Protokoll der Sitzung vom 03.07.2014

[Burgunde Grosse (SPD): Zehn Jahre!]

Völlig Wurscht! Am Ende sind es trotzdem mindestens 25 Jahre, in denen die Beamtinnen und Beamten dieser Stadt vom Bundesdurchschnitt abgekoppelt waren. Ein Großteil der jetzt Beschäftigten kommt erst im Rentenalter möglicherweise in den Genuss der Anpassung.

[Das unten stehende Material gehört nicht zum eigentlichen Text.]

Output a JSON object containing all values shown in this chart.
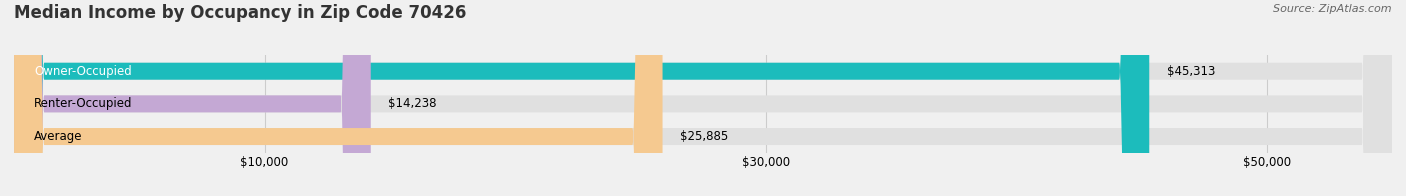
{
  "title": "Median Income by Occupancy in Zip Code 70426",
  "source": "Source: ZipAtlas.com",
  "categories": [
    "Owner-Occupied",
    "Renter-Occupied",
    "Average"
  ],
  "values": [
    45313,
    14238,
    25885
  ],
  "bar_colors": [
    "#1cbcbc",
    "#c4a8d4",
    "#f5c990"
  ],
  "value_labels": [
    "$45,313",
    "$14,238",
    "$25,885"
  ],
  "xlim": [
    0,
    55000
  ],
  "xticks": [
    10000,
    30000,
    50000
  ],
  "xticklabels": [
    "$10,000",
    "$30,000",
    "$50,000"
  ],
  "background_color": "#f0f0f0",
  "bar_bg_color": "#e0e0e0",
  "title_fontsize": 12,
  "label_fontsize": 8.5,
  "value_fontsize": 8.5,
  "bar_height": 0.52
}
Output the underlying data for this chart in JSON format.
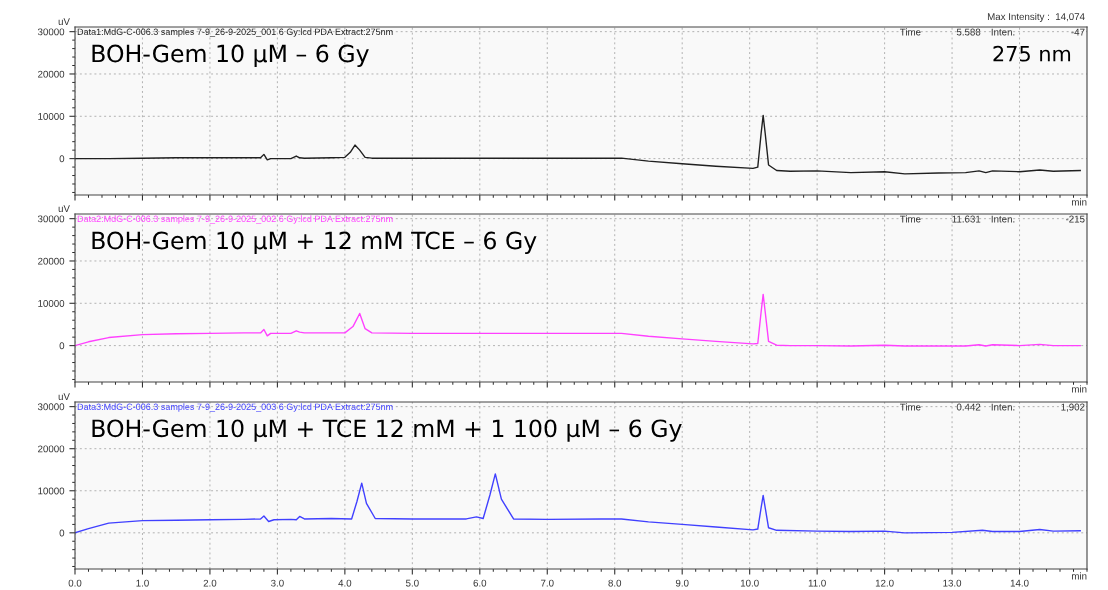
{
  "chart_data": [
    {
      "type": "line",
      "xlabel": "min",
      "ylabel": "uV",
      "xlim": [
        0,
        15
      ],
      "ylim": [
        -8600,
        31100
      ],
      "xticks": [
        {
          "value": 0,
          "label": null
        },
        {
          "value": 1,
          "label": null
        },
        {
          "value": 2,
          "label": null
        },
        {
          "value": 3,
          "label": null
        },
        {
          "value": 4,
          "label": null
        },
        {
          "value": 5,
          "label": null
        },
        {
          "value": 6,
          "label": null
        },
        {
          "value": 7,
          "label": null
        },
        {
          "value": 8,
          "label": null
        },
        {
          "value": 9,
          "label": null
        },
        {
          "value": 10,
          "label": null
        },
        {
          "value": 11,
          "label": null
        },
        {
          "value": 12,
          "label": null
        },
        {
          "value": 13,
          "label": null
        },
        {
          "value": 14,
          "label": null
        }
      ],
      "yticks": [
        0,
        10000,
        20000,
        30000
      ],
      "grid": true,
      "tick_labels": "y",
      "annotations": [
        "Data1:MdG-C-006.3 samples 7-9_26-9-2025_001 6 Gy:lcd PDA Extract:275nm",
        "BOH-Gem 10 µM – 6 Gy",
        "Time",
        "5.588",
        "Inten.",
        "-47",
        "275 nm",
        "Max Intensity :  14,074"
      ],
      "series": [
        {
          "color": "#202020",
          "x": [
            0,
            0.5,
            1,
            1.5,
            2,
            2.5,
            2.75,
            2.8,
            2.85,
            2.9,
            3.2,
            3.28,
            3.33,
            3.4,
            3.8,
            4.0,
            4.08,
            4.15,
            4.22,
            4.3,
            4.4,
            5,
            6,
            7,
            8.0,
            8.1,
            8.5,
            9.0,
            9.5,
            10.05,
            10.12,
            10.17,
            10.2,
            10.23,
            10.28,
            10.4,
            10.6,
            11.0,
            11.5,
            12.0,
            12.3,
            12.8,
            13.2,
            13.4,
            13.5,
            13.6,
            14.0,
            14.3,
            14.5,
            14.9
          ],
          "values": [
            0,
            0,
            100,
            200,
            200,
            200,
            200,
            1000,
            -300,
            0,
            0,
            600,
            200,
            100,
            200,
            300,
            1500,
            3200,
            2000,
            300,
            100,
            100,
            100,
            100,
            100,
            100,
            -600,
            -1200,
            -1800,
            -2300,
            -2000,
            6000,
            10200,
            6000,
            -1500,
            -2800,
            -3000,
            -2900,
            -3300,
            -3100,
            -3600,
            -3400,
            -3300,
            -2900,
            -3300,
            -2900,
            -3100,
            -2700,
            -3000,
            -2800
          ]
        }
      ]
    },
    {
      "type": "line",
      "xlabel": "min",
      "ylabel": "uV",
      "xlim": [
        0,
        15
      ],
      "ylim": [
        -8600,
        31100
      ],
      "xticks": [
        {
          "value": 0,
          "label": null
        },
        {
          "value": 1,
          "label": null
        },
        {
          "value": 2,
          "label": null
        },
        {
          "value": 3,
          "label": null
        },
        {
          "value": 4,
          "label": null
        },
        {
          "value": 5,
          "label": null
        },
        {
          "value": 6,
          "label": null
        },
        {
          "value": 7,
          "label": null
        },
        {
          "value": 8,
          "label": null
        },
        {
          "value": 9,
          "label": null
        },
        {
          "value": 10,
          "label": null
        },
        {
          "value": 11,
          "label": null
        },
        {
          "value": 12,
          "label": null
        },
        {
          "value": 13,
          "label": null
        },
        {
          "value": 14,
          "label": null
        }
      ],
      "yticks": [
        0,
        10000,
        20000,
        30000
      ],
      "grid": true,
      "tick_labels": "y",
      "annotations": [
        "Data2:MdG-C-006.3 samples 7-9_26-9-2025_002 6 Gy:lcd PDA Extract:275nm",
        "BOH-Gem 10 µM + 12 mM TCE – 6 Gy",
        "Time",
        "11.631",
        "Inten.",
        "-215"
      ],
      "series": [
        {
          "color": "#ff40ff",
          "x": [
            0,
            0.2,
            0.5,
            1,
            1.5,
            2,
            2.5,
            2.75,
            2.8,
            2.85,
            2.9,
            3.2,
            3.28,
            3.33,
            3.4,
            3.8,
            4.0,
            4.12,
            4.22,
            4.3,
            4.4,
            5,
            6,
            7,
            8.0,
            8.1,
            8.5,
            9.0,
            9.5,
            10.05,
            10.12,
            10.17,
            10.2,
            10.23,
            10.28,
            10.4,
            10.6,
            11.0,
            11.5,
            12.0,
            12.3,
            12.8,
            13.2,
            13.4,
            13.5,
            13.6,
            14.0,
            14.3,
            14.5,
            14.9
          ],
          "values": [
            0,
            900,
            1900,
            2600,
            2800,
            2900,
            3000,
            3000,
            3800,
            2300,
            2900,
            2900,
            3500,
            3200,
            3000,
            3000,
            3000,
            4500,
            7600,
            4000,
            3000,
            2900,
            2900,
            2900,
            2900,
            2900,
            2200,
            1600,
            1000,
            400,
            500,
            8000,
            12100,
            8000,
            1000,
            100,
            0,
            0,
            -100,
            100,
            -100,
            -100,
            -100,
            200,
            -100,
            200,
            0,
            300,
            0,
            0
          ]
        }
      ]
    },
    {
      "type": "line",
      "xlabel": "min",
      "ylabel": "uV",
      "xlim": [
        0,
        15
      ],
      "ylim": [
        -8600,
        31100
      ],
      "xticks": [
        {
          "value": 0,
          "label": "0.0"
        },
        {
          "value": 1,
          "label": "1.0"
        },
        {
          "value": 2,
          "label": "2.0"
        },
        {
          "value": 3,
          "label": "3.0"
        },
        {
          "value": 4,
          "label": "4.0"
        },
        {
          "value": 5,
          "label": "5.0"
        },
        {
          "value": 6,
          "label": "6.0"
        },
        {
          "value": 7,
          "label": "7.0"
        },
        {
          "value": 8,
          "label": "8.0"
        },
        {
          "value": 9,
          "label": "9.0"
        },
        {
          "value": 10,
          "label": "10.0"
        },
        {
          "value": 11,
          "label": "11.0"
        },
        {
          "value": 12,
          "label": "12.0"
        },
        {
          "value": 13,
          "label": "13.0"
        },
        {
          "value": 14,
          "label": "14.0"
        }
      ],
      "yticks": [
        0,
        10000,
        20000,
        30000
      ],
      "grid": true,
      "annotations": [
        "Data3:MdG-C-006.3 samples 7-9_26-9-2025_003 6 Gy:lcd PDA Extract:275nm",
        "BOH-Gem 10 µM + TCE 12 mM + 1 100 µM – 6 Gy",
        "Time",
        "0.442",
        "Inten.",
        "1,902"
      ],
      "series": [
        {
          "color": "#4040ff",
          "x": [
            0,
            0.2,
            0.5,
            1,
            1.5,
            2,
            2.5,
            2.75,
            2.8,
            2.87,
            2.95,
            3.2,
            3.28,
            3.33,
            3.4,
            3.8,
            4.1,
            4.18,
            4.25,
            4.32,
            4.45,
            5,
            5.8,
            5.95,
            6.05,
            6.15,
            6.23,
            6.32,
            6.5,
            7,
            7.8,
            8.1,
            8.5,
            9.0,
            9.5,
            10.05,
            10.12,
            10.17,
            10.2,
            10.23,
            10.28,
            10.4,
            11.0,
            11.5,
            12.0,
            12.3,
            13.0,
            13.45,
            13.6,
            14.0,
            14.3,
            14.5,
            14.9
          ],
          "values": [
            0,
            1000,
            2300,
            2900,
            3000,
            3100,
            3200,
            3300,
            4000,
            2700,
            3100,
            3200,
            3100,
            3900,
            3300,
            3400,
            3300,
            7500,
            11800,
            7000,
            3400,
            3300,
            3300,
            3800,
            3400,
            9000,
            14000,
            8000,
            3300,
            3200,
            3300,
            3300,
            2600,
            2000,
            1400,
            700,
            900,
            6000,
            8900,
            6000,
            1200,
            600,
            400,
            300,
            400,
            0,
            100,
            600,
            300,
            300,
            800,
            400,
            500
          ]
        }
      ]
    }
  ]
}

Auch die lange geforderten Konzepte für Personalentwicklung und Personalbedarf – ist heute oft gefallen – kommen frühestens zum 31. August dieses Jahres. Man habe noch Abstimmungsbedarf, wird uns lapidar in einer Mitteilung – zur Kenntnisnahme – geschrieben, scheint ja jetzt Methode zu sein, Olympia war auch nur eine MzK. Also, so eilig scheint das mit dem Personalbedarf und mit den Zielzahlen doch nicht zu sein.

Dabei erreichen uns ja jede Woche offene Briefe, Brandmeldungen aus beinahe allen Bereichen dieser Berliner Verwaltung und informieren uns über die prekäre Personalsituation. In all diesen Bereichen ist die wachsende Stadt längst angekommen. Eine wachsende Zahl von Einwohnerinnen und Einwohnern, neue EU-Verordnungen, wachsende internationale Bedeutung Berlins – all das ist mit weiterem Personalabbau eben nicht mehr zu bewältigen.

[Beifall bei der LINKEN – Beifall von Anja Kofbinger (GRÜNE)]

Gestatten Sie eine Zwischenfrage der Abgeordneten Frau Flesch?

Ja, bitte!

Bitte!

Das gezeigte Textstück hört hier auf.